Clinton was dogged by North Korea while in office, wavering between threatening war and then doing deals - deals to trade aid for suspensions in their nuclear doings that eventually fell apart.

In recent weeks there had been speculation that Al Gore, a co-founder of CurrentTV, or the New Mexico Governor Bill Richardson, would be chosen to embark on a mission to negotiate a release for the two journalists.

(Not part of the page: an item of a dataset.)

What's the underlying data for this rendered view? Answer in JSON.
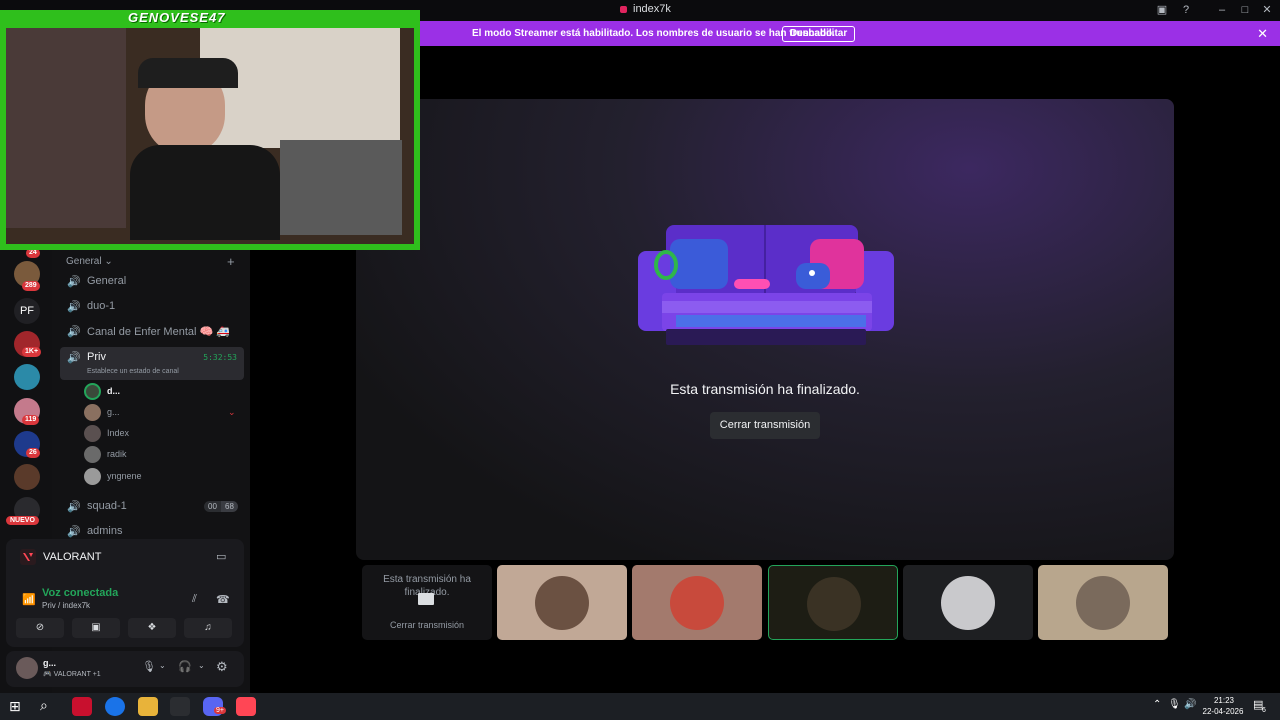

Hillary Clinton, the US Secretary of State, was en route to Africa early yesterday when she confirmed to the small group of reporters travelling with her that her husband was at the unfriendly end of the Korean peninsula.

An unanswered question remained why, if she has been fretting recently about her fading profile, she had apparently sub-contracted a mission of such scale to her husband.

It was not so long ago that the foreign policy community was wondering out loud about the wisdom of choosing Mrs Clinton as Secretary of State precisely because of the obstacles posed by the man she called husband.

They worried about conflicts of interest with Mr Clinton's travels on behalf of his international foundation. Would he embarrass her, perhaps by tapping undesirable potentates for money?

Now we have a different scenario, where Mr Clinton serves as a crucial ambassador abroad for Obama's foreign policy priorities.

The threading of Democratic presidents past through the eye of the Pyongyang needle is also arresting.

The best hope of a breakthrough for Clinton came in 1994 when he sent an envoy of his own there - Jimmy Carter. Carter, who met Kim's father, Kim Il-sung, was building his own career as special envoy for Uncle Sam.

Any breakthrough for the two reporters will bring their families much yearned-for relief.

"We are still very distressed by the absence of Laura and Euna but remain hopeful that a positive resolution can be reached," TV journalist Lisa Ling, Ms Ling's older sister, told the Committee to Protect Journalists a few weeks ago.

Laura Ling has an unidentified medical condition that needs attention while Lee has a four-year-old daughter.

What benefits such a deal would bring in easing tensions between the US and North Korea on the full range of difficulties may not become obvious for weeks or months to come.

True, Pyongyang has taken one step after another of late to aggravate the US, which, in turn, led efforts at the United Nations to turn up sanctions.

The North Koreans have also withdrawn from six-party talks on suspending its nuclear programmes and vowed never to return.

The White House insists that the plight of the women is being treated completely separately from its other problems with North Korea.

But the mere fact of Clinton being in Pyongyang and speaking directly to the North Korean leadership, may become a precursor to the two countries entering a dialogue, possibly even to a resumption of the six-party negotiations which also involve Japan, China, South Korea and Russia.

Thanks to the two women reporters, both sides see a chance to gain leverage on one another.

"This is a very potentially rewarding trip," noted Mike Chinoy, a commentator on the Korean peninsula.

"It could be a very significant opening and breaking this downward cycle of tension and recrimination between the US and North Korea."